Imputation of Income comes into play with both calculating spousal maintenance and child support.
Imputed income is defined in the Minnesota Statutes as the estimated earning ability of a parent based on the parent’s prior earnings history, education and job skills, and on availability of jobs within the community for an individual with the parent’s qualifications.
Generally, income is imputed only if a party refuses to acknowledge their unemployment or under employment. Note however income is not imputed to a homemaker who is the primary caregiver for the children when the caregiver continues the same part time job the caregiver had during the marriage. Income may be imputed when a party is not a caregiver and chose not to work during the marriage.
A new addition to the Minnesota Statutes defines gross income for child support to include spousal maintenance received in the current proceeding or pursuant to a prior order. Spousal maintenance paid to a prior spouse or in the current proceeding is deducted from the gross income of the obligor.
The new child support statute creates “potential income” which replaces the concept of imputed income, which applies to both parents. Potential Income may be based on the following:
1. “Probable” earnings based on employment potential, recent work history, and occupational qualifications in light of job availability and earnings “in the community.”

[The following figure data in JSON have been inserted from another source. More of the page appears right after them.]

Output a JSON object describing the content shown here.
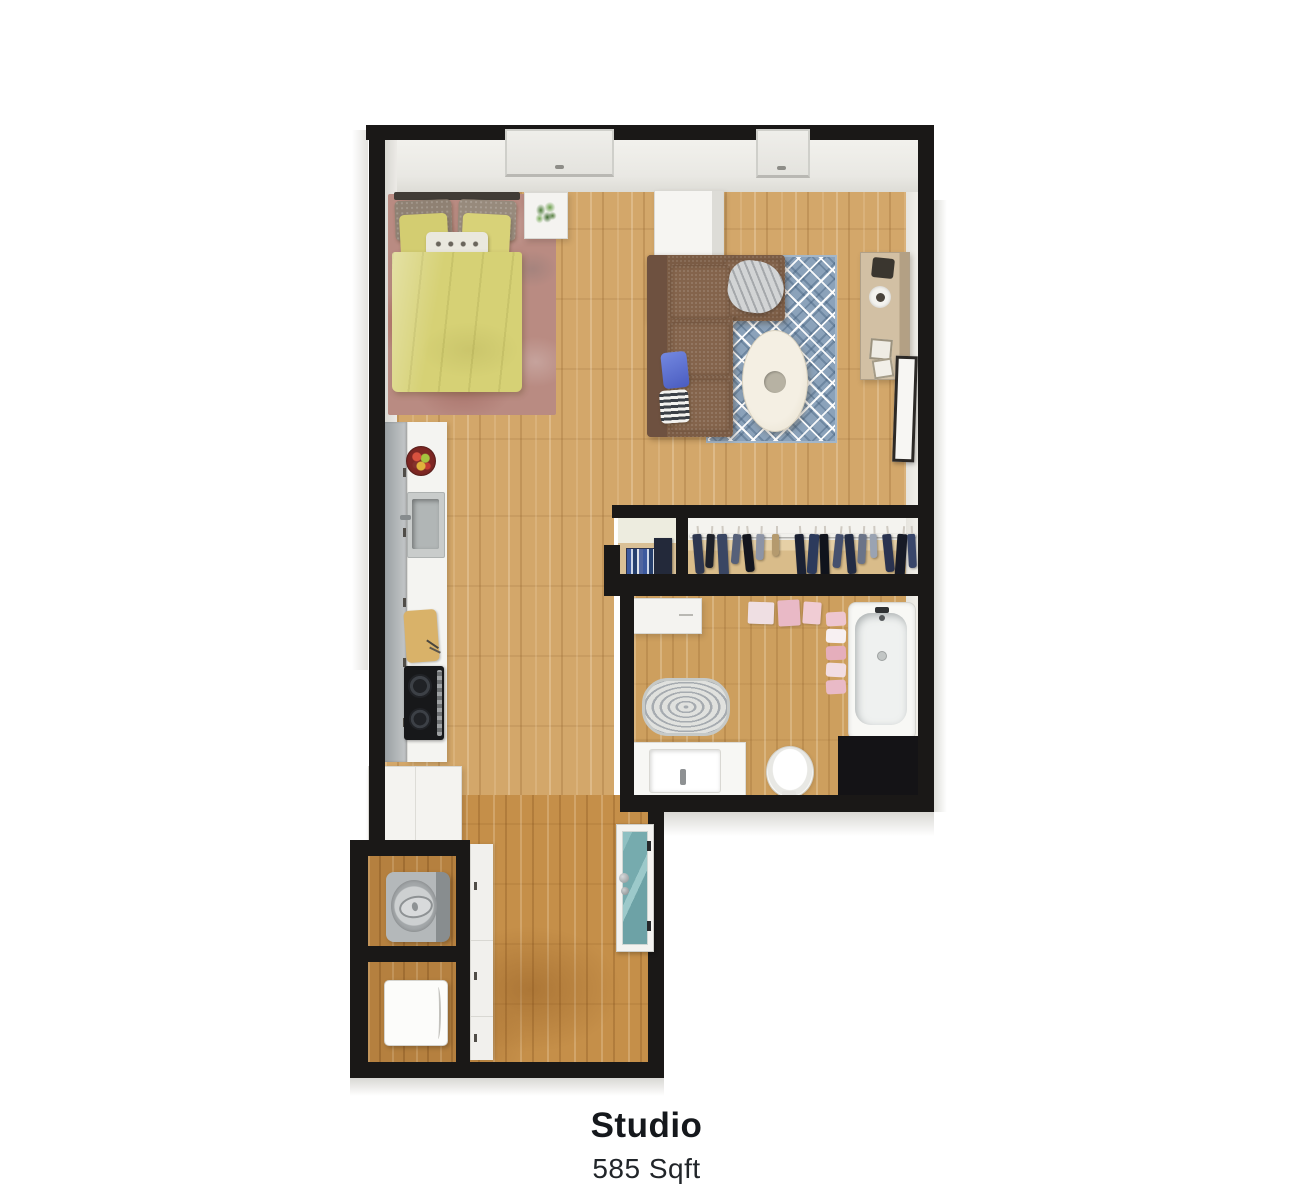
{
  "caption": {
    "title": "Studio",
    "area": "585 Sqft"
  },
  "colors": {
    "wall": "#1a1817",
    "floor_wood": "#d3a76a",
    "hallway_wood": "#c58f49",
    "bedroom_rug": "#b98b82",
    "bed_duvet": "#d6d175",
    "sofa_brown": "#7b5c45",
    "living_rug_blue": "#8ba2ba",
    "kitchen_counter": "#f4f4f1",
    "cooktop_black": "#17181a",
    "towel_pink": "#e9b9c6",
    "entry_door_glass": "#7fb2b5"
  },
  "closet": {
    "garments": [
      {
        "x": 6,
        "w": 9,
        "h": 40,
        "c": "#2e3750",
        "r": -5
      },
      {
        "x": 18,
        "w": 8,
        "h": 34,
        "c": "#1d2029",
        "r": 3
      },
      {
        "x": 30,
        "w": 10,
        "h": 42,
        "c": "#3a4663",
        "r": -3
      },
      {
        "x": 44,
        "w": 8,
        "h": 30,
        "c": "#566079",
        "r": 5
      },
      {
        "x": 56,
        "w": 9,
        "h": 38,
        "c": "#14161e",
        "r": -6
      },
      {
        "x": 68,
        "w": 8,
        "h": 26,
        "c": "#8d94a5",
        "r": 2
      },
      {
        "x": 84,
        "w": 7,
        "h": 22,
        "c": "#b49a6e",
        "r": 0
      },
      {
        "x": 108,
        "w": 9,
        "h": 44,
        "c": "#1b2133",
        "r": -4
      },
      {
        "x": 120,
        "w": 10,
        "h": 40,
        "c": "#2c3a5c",
        "r": 4
      },
      {
        "x": 132,
        "w": 9,
        "h": 46,
        "c": "#10131c",
        "r": -2
      },
      {
        "x": 146,
        "w": 8,
        "h": 34,
        "c": "#45506e",
        "r": 6
      },
      {
        "x": 158,
        "w": 9,
        "h": 40,
        "c": "#232c44",
        "r": -5
      },
      {
        "x": 170,
        "w": 8,
        "h": 30,
        "c": "#6b7488",
        "r": 3
      },
      {
        "x": 182,
        "w": 7,
        "h": 24,
        "c": "#9aa3b2",
        "r": -2
      },
      {
        "x": 196,
        "w": 9,
        "h": 38,
        "c": "#2a3350",
        "r": -6
      },
      {
        "x": 208,
        "w": 10,
        "h": 44,
        "c": "#171a26",
        "r": 4
      },
      {
        "x": 220,
        "w": 8,
        "h": 34,
        "c": "#39466a",
        "r": -3
      }
    ]
  }
}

2. Amount of unemployment compensation or workers compensation
3. 150% of the federal or state minimum wage for full time employment.
Because spousal maintenance will now be included in gross income for calculation of child support, spousal maintenance must be determined first in order to calculate child support. However, because spousal maintenance is based on need, the amount of child support needs to be considered in determining the amount of the obligee’s need.